In the book Sinister Twilight, about the Fall of Singapore,the author,Noel Birk, tells the story of a man who married a stunningly beautiful Eurasian women - who did give up his clubs, but who didn't care.The same book tellst the sad story of a suicide pact between a young European planter and a Chinese girl. And this in 1942!(My grandmother arrived in Malaya to find my grandfather had an Asian mistress. No problem. She eventually took her own lover!)
The Powers That Be decided that the colony needed the civilizing influence of white women if only because the Rubber Industry needed productive stable employees.

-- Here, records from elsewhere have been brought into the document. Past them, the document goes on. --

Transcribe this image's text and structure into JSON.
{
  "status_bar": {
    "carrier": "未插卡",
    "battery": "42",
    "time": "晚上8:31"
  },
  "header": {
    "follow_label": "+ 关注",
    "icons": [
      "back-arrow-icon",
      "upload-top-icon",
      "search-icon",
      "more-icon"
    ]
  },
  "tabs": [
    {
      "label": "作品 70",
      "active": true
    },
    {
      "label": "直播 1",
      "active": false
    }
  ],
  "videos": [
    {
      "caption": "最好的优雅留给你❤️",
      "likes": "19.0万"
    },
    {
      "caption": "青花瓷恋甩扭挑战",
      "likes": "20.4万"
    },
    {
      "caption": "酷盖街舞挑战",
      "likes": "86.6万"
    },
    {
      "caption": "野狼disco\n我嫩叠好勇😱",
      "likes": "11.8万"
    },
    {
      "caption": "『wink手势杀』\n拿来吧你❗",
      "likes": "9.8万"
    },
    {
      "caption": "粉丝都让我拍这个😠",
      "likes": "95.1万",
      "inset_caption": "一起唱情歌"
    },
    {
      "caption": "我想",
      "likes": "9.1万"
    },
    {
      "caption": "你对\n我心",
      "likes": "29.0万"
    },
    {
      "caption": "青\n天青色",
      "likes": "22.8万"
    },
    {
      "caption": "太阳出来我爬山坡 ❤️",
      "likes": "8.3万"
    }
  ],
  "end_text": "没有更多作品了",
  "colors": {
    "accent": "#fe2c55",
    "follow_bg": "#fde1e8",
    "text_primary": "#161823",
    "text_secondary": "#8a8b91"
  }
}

The first white women who came down to Malaya found it very hard. Rubber Estate Managers worked long hard hours. Their wives led lonely lives. As women, they weren't allowed 'to work', in this case not even in the home, so they didn't have much to do except write letters. (Indeed, they weren't allowed to do much of anything except breed).
They weren't wanted for the most part by the established male colonials, especially in the social Clubs, where they apparently lowered the level of discourse with their small minded gossip and petty rivalries and class and race snobbery.
Eventually these once all male bastions had to open up to the female sex, allowing weekly dances and the like. At Kuala Lumpur's Royal Selangor Club a dance was held in the reading room each Saturday. My aunt recalls a Christmas party at the elegant Royal Selangor, in around 1925, when she was four years old. She remembers most all the big bright fluffy stuffed toy animals! (Funny, because I was living in the wilds of Labrador at 4 years of age in 1958 and I recall clearly the Christmas party (in a big warehouse) where bright stuffed animals were given as gifts. All little girls are alike, I guess. ) Dorothy (her mom,my grandmother) was the only woman ever let into the men's bar at the Selangor Club, to score their cricket matches!
Colonial women were blamed, even, for raising the cost of living with their need for comfort and protection. Servants, whether a Malay driver, or Chinese Cook or Tamil Ayah or nurse were relatively easy to procure, but costly, 40 dollars a month for a lady's maid, for instance.
Many male colonials believed that Malaya was no place for a white women. Still more and more women went out to Malaya. After all, after the First World War there weren't many marriageable men in England, 1 man for ever 10 women. In the book Return to Malaya, published in 1936, Bruck Lockart observes the changes that took place on the penninsula between 1911 and 1936 and states outright that the worse change of all, is the arrival of British women
The price of rubber fluctuated wildly during the early decades of the 20th century, and the cost of living kept going up UP UP in Malaya. And then the Depression. So the European men, like my grandfather who went out their to make their fortune as youths, hoping to return to England, often couldn't afford to go back home.
In many ways, they were as exploited by the rubber companies, it seems, as the native workers, the Tamil tappers and weeders, the Chinese bushwackers and cooks. And others didn't want to go home, having gotten used to the East.
My grandparents were both interned in Changi Prison after the Fall of Singapore during the Second World War. I am writing a radio play about my grandmother's experiences.
I still know nothing about my grandfather, except that, by all accounts, he was a nasty piece of work. My grandmother, who like me was called Dorothy Nixon, I met once in 1967, when she came to visit. We didn't get along back then.
She hated me in fact. But that's all in the past. And I have gotten to know her better, after 40 years, because I have her war diary
Even Giles Playfair in his book Singapore Goes off the Air, 1943, a first hand account of The Fall of Singapore in January, February 1942, from the perspective of a radio producer at the MBC (and an excellent read) has some mean things to say about some colonial women who are not –in his view – doing their fair share during the siege. (My grandmother worked at MBC and he writes about her in the book, describing her courage and obstinance.)
Of these colonial women Playfair writes Page 89 “They have possessed (or still possess)all the advantages of wealth but never been trained in the responsibilities,”leadership and courageous example.” He says these women come from the Scottish and English middle classes and (had they stayed at home) would have been sweeping out a four bedroom villa. But in Malaya they have servants and are chauffeured around in large cars. “They are pampered and admired all out of proportion to their desserts in an open market.”
They don’t even have to look after their own children he writes. To be fair, this is a diary and Mr. Playfair’s book shows no signs that he is in any way a misogynist, quite the opposite for he speaks admiringly of his female co-workers at MBC. But this is a perfect example of how colonial women were generally described, even outside of the war context. (Few outsiders understood that they didn’t have much choice in this matter.)